Jamaah haji ilegal juga terancam sanksi yang telah ditetapkan oleh otoritas Kerajaan Arab Saudi (KSA) melalui Kementerian Dalam Negeri KSA  berupa deportasi, denda 10.000 Riyal atau setara Rp. 42.8 juta, dan larangan masuk ke Tanah Suci selama 10 tahun.


Keberadaan para jamaah haji non-prosedural menjadi persoalan dalam hubungan bilateral Indonesia dan Arab Saudi. Kehadiran mereka yang ilegal tidak tercatat secara resmi sebagai jamaah haji, baik menurut negara asal maupun bagi negara tujuan.


Masalah hukum ini pada gilirannya dapat menyulitkan posisi Pemerintah RI karena mereka bagaimana pun adalah warga negara Indonesia (WNI).

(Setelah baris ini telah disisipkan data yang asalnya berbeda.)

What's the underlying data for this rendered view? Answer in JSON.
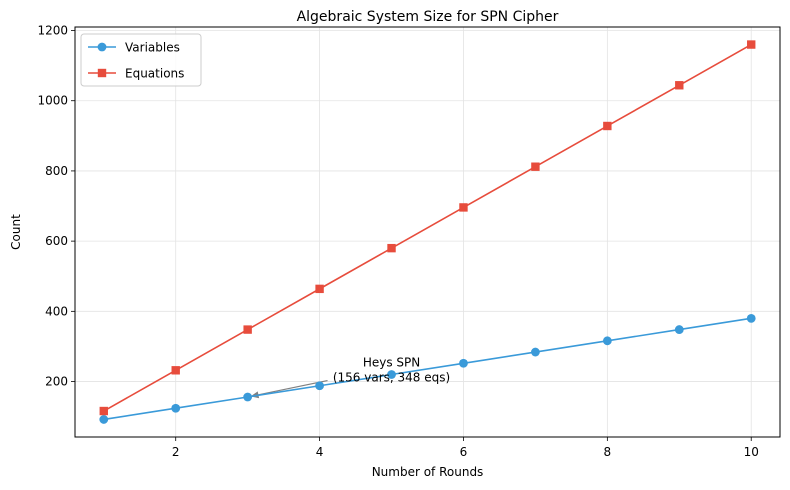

Praktik haji ilegal dengan proyek ambisi dan egoisme pribadi ini dapat mengganggu hubungan Pemerintah RI dan KSA.


“Orang yang haji dengan menggunakan visa nonhaji (tidak sesuai prosedur/ilegal) bertentangan dengan substansi syariat Islam karena praktik haji tidak prosedural ini berpotensi membahayakan dirinya sendiri dan juga jamaah haji lainnya,” dalam bunyi putusan bahtsul masail diniyyah waqiiyah PBNU.